- Relator(a)
- Ministro Leopoldo de Arruda Raposo
- Órgão julgador
- Quinta Turma
- Data do julgamento
- 22/09/2015
- Data de publicação
- 29/09/2015
STJ – Acórdão, Rel. Ministro Leopoldo de Arruda Raposo, Quinta Turma, j. 22/09/2015, p. 29/09/2015
AGRAVO REGIMENTAL NO HABEAS CORPUS. ORDEM IMPETRADA EM SUBSTITUIÇÃO AO RECURSO ADEQUADO. NÃO CABIMENTO. ATUAÇÃO DE OFÍCIO PARA SANAR ILEGALIDADE. EXAME EXCEPCIONAL. POSSIBILIDADE. 1. O Superior Tribunal de Justiça, com o intuito de homenagear o sistema criado pelo Poder Constituinte Originário para a impugnação das decisões judiciais, firmou entendimento no sentido de não mais admitir habeas corpus para contestar decisão contra a qual exista previsão de recurso específico no ordenamento jurídico. 2. Tendo em vista que a impetração aponta como ato coator acórdão proferido por ocasião do julgamento da apelação, depara-se com flagrante utilização inadequada da via eleita, circunstância que impede o seu conhecimento. 3. Todavia, o constrangimento apontado na inicial foi analisado, e, verificando-se a existência de flagrante ilegalidade, imperiosa se fez a atuação de ofício por este Superior Tribunal de Justiça.

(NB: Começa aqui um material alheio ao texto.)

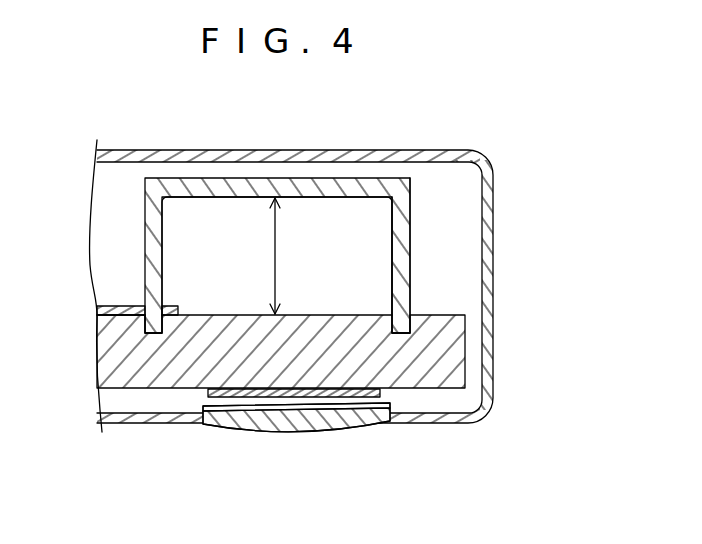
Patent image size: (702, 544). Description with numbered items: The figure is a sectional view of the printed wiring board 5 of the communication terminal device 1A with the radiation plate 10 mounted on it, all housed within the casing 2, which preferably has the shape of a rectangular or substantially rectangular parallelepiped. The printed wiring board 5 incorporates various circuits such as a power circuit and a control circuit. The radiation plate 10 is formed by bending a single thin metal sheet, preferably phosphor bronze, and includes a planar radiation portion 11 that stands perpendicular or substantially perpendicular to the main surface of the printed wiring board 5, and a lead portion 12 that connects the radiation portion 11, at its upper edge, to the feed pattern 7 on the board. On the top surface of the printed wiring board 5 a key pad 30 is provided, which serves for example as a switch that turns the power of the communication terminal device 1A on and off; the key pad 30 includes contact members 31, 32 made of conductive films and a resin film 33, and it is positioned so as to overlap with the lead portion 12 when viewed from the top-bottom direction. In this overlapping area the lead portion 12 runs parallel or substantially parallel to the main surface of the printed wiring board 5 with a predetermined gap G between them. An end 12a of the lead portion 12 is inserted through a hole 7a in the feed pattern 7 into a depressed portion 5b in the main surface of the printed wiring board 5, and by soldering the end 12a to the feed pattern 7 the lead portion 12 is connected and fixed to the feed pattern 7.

The communication terminal device 1A is at (148, 111).
The casing 2 is at (437, 149).
The printed wiring board 5 is at (248, 326).
The depressed portion 5b is at (153, 334).
The feed pattern 7 is at (118, 306).
The hole 7a is at (163, 306).
The radiation plate 10 is at (313, 255).
The radiation portion 11 is at (411, 264).
The lead portion 12 is at (210, 198).
The end of the lead portion 12a is at (95, 325).
The gap G is at (285, 256).
The key pad 30 is at (293, 453).
The contact member 31 is at (227, 441).
The contact member 32 is at (320, 397).
The resin film 33 is at (362, 431).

CRIME CONTRA A ORDEM TRIBUTÁRIA (ARTIGO 1º, INCISO II, DA LEI N. 8.137/1990). DOSIMETRIA. PENA-BASE. VALORAÇÃO NEGATIVA DA CULPABILIDADE E DOS ANTECEDENTES CRIMINAIS. FUNDAMENTAÇÃO INIDÔNEA. NECESSIDADE DE READEQUAÇÃO DAS REPRIMENDAS INICIAIS. PRECEDENTES DO STJ. RECURSO IMPROVIDO. 1. A aplicação da pena-base é o momento em que o juiz, dentro dos limites abstratamente previstos pelo legislador, deve eleger, fundamentadamente, o quantum ideal de pena a ser aplicado ao condenado criminalmente, visando à prevenção e à repressão do delito praticado. 2. Mostra-se inviável considerar como desfavorável aos agentes circunstância inerente à culpabilidade em sentido estrito, a qual é elemento integrante da estrutura do crime, em sua concepção tripartida. 3. Ademais, inquéritos policiais ou ações penais em andamento e condenações sem certificação do trânsito em julgado não podem ser levados à consideração de maus antecedentes, má conduta social ou má personalidade para a elevação da pena-base, consoante orientação já sedimentada nesta Corte Superior. 4. No caso dos autos, a fundamentação utilizada pelo Tribunal impetrado mostra-se insuficiente para justificar exasperação da pena na primeira fase da dosimetria, assim, devido o decote do aumento realizado pela instância de origem. Precedentes deste Superior Tribunal de Justiça. 5. Agravo regimental improvido. (AgRg no HC n. 268.864/SP, relator Ministro Leopoldo de Arruda Raposo (Desembargador Convocado do TJ/PE), Quinta Turma, julgado em 22/9/2015, DJe de 29/9/2015.)